To find the derivative of x arctan(x), you need to use the product rule, so your result is incorrect. In fact, your result is the derivative of arctan(x) by itself.
 ...but then I'm still left with one of the two x^2 + 1's. Wolfram gave me usinucosu du as the integral after substitution was complete and I feel like knowing how this was possible will be useful if I see any integrals like this in the future (rather than having to try integrating by parts).
Did you understand any of what WolframAlpha did?

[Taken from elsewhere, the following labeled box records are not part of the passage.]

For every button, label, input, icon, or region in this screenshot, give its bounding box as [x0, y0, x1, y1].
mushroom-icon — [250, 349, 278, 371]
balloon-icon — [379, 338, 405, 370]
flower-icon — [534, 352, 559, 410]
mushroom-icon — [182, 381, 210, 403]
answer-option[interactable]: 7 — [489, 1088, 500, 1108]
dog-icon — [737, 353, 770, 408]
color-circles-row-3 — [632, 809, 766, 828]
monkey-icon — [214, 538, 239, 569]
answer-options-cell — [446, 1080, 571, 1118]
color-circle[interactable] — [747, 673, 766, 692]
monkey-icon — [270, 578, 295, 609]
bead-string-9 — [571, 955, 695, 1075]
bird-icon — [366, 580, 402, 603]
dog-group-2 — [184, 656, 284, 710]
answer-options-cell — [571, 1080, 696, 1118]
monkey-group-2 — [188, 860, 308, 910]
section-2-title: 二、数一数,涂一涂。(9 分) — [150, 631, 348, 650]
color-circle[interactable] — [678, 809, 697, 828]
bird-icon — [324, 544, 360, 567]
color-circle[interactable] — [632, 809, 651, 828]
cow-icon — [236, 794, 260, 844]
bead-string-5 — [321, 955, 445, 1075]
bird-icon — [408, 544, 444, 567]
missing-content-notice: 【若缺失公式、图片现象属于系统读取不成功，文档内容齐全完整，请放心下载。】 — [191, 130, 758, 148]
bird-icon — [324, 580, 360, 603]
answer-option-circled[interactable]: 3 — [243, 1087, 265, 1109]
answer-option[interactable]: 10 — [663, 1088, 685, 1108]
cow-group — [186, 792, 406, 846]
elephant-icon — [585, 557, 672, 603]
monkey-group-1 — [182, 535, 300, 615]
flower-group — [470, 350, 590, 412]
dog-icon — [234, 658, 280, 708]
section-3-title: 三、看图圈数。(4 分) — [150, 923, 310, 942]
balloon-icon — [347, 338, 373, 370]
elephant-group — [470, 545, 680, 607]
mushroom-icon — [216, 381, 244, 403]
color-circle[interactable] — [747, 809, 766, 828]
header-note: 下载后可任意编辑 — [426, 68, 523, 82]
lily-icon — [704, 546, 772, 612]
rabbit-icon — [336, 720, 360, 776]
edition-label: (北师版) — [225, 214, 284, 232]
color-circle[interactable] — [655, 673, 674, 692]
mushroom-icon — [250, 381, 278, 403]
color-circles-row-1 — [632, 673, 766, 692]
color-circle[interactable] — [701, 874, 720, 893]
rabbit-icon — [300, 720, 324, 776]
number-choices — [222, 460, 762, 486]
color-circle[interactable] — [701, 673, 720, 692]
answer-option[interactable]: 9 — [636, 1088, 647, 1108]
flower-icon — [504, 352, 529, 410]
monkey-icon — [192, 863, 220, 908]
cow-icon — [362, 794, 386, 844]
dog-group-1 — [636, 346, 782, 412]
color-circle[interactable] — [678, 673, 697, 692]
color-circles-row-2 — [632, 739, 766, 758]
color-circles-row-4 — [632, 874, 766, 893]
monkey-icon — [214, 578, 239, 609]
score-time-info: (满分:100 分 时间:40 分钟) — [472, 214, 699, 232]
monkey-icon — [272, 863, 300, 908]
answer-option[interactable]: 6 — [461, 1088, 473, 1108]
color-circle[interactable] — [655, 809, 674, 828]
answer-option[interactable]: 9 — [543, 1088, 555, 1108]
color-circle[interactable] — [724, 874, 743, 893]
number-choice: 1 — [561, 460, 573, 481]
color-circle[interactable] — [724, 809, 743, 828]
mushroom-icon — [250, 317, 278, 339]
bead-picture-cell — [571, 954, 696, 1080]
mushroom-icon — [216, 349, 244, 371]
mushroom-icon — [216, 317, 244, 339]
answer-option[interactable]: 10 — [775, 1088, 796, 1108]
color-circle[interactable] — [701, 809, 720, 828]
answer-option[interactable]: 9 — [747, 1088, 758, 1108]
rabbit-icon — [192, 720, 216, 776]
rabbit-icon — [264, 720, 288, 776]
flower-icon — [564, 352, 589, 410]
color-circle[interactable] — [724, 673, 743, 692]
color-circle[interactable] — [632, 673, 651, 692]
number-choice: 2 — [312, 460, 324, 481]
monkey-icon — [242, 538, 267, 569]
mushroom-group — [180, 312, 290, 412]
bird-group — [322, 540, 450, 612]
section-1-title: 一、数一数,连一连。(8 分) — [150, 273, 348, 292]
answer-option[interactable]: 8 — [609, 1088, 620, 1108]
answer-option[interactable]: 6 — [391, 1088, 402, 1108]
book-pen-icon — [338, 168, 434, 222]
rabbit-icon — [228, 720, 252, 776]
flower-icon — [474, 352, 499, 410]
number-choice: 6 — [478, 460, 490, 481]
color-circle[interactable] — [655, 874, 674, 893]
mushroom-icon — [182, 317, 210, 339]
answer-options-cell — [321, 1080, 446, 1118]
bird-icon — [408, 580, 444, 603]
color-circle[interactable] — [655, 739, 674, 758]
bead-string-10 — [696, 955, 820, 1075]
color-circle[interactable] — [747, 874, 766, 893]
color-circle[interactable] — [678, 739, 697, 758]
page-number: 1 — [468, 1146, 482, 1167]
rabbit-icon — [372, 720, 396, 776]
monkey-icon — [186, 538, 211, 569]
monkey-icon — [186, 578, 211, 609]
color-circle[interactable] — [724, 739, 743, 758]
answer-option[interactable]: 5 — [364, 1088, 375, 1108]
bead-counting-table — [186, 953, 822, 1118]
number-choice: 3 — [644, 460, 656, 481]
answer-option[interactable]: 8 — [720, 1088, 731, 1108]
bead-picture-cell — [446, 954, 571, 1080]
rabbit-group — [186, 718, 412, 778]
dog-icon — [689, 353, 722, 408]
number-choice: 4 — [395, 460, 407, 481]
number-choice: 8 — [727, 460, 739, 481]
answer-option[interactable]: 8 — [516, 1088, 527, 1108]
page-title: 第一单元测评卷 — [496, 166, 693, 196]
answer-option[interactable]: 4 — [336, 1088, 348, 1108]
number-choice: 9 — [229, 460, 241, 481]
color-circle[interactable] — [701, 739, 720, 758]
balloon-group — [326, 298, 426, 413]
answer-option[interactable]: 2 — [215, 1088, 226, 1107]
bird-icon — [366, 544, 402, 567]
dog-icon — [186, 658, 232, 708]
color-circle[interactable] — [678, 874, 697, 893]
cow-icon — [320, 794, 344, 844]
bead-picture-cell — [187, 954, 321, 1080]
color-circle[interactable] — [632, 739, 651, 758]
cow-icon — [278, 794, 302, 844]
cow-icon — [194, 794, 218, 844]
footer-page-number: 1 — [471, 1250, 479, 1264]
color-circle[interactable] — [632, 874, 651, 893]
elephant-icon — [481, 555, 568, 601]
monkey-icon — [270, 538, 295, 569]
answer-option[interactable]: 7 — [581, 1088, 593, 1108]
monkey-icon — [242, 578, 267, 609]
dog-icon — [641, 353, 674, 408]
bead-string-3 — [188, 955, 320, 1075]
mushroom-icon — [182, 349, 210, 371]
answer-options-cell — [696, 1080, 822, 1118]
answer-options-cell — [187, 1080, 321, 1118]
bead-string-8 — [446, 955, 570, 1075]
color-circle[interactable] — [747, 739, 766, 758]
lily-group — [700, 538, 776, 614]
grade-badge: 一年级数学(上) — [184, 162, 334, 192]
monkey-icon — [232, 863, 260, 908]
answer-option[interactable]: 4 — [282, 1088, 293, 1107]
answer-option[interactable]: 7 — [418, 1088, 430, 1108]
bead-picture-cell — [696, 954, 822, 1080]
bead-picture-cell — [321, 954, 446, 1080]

 I didn't understand much of what wolfram did, except in principle. I made a mistake though: It substituted u = arctanx alone, so du = 1/(x^2 + 1) which led it to the conclusion that this was equivalent to the integral usinucosu du. You're right that I will eventually have to use parts, and I think I can handle that if I just know how it got this substitution.

## Trigonometric / Mixed Integral Involving Substitution

But I personally don't see anywhere that usinucosu would have come from.
 Anyone?
 Mentor $\displaystyle \int\frac{x\arctan(x)}{(x^2+1)^2}\,dx$ Let $\displaystyle u=\arctan(x)\quad\to\quad du=\frac{1}{x^2+1}dx\,.$ That takes care of everything except $\displaystyle \frac{x}{x^2+1}\,.$ Also, x = tan(u), so that gives us: $\displaystyle \int\frac{\tan(u)\,(u)}{(\tan^2(u)+1)}\,du\,.$ Use the trig identity tan2(u) + 1 = sec2(u) . Then simplify.
 Thank you so much, I really appreciate it! I need to make sure I realize that arctan(x) = u also says something about x (which should have been rather obvious) in the future.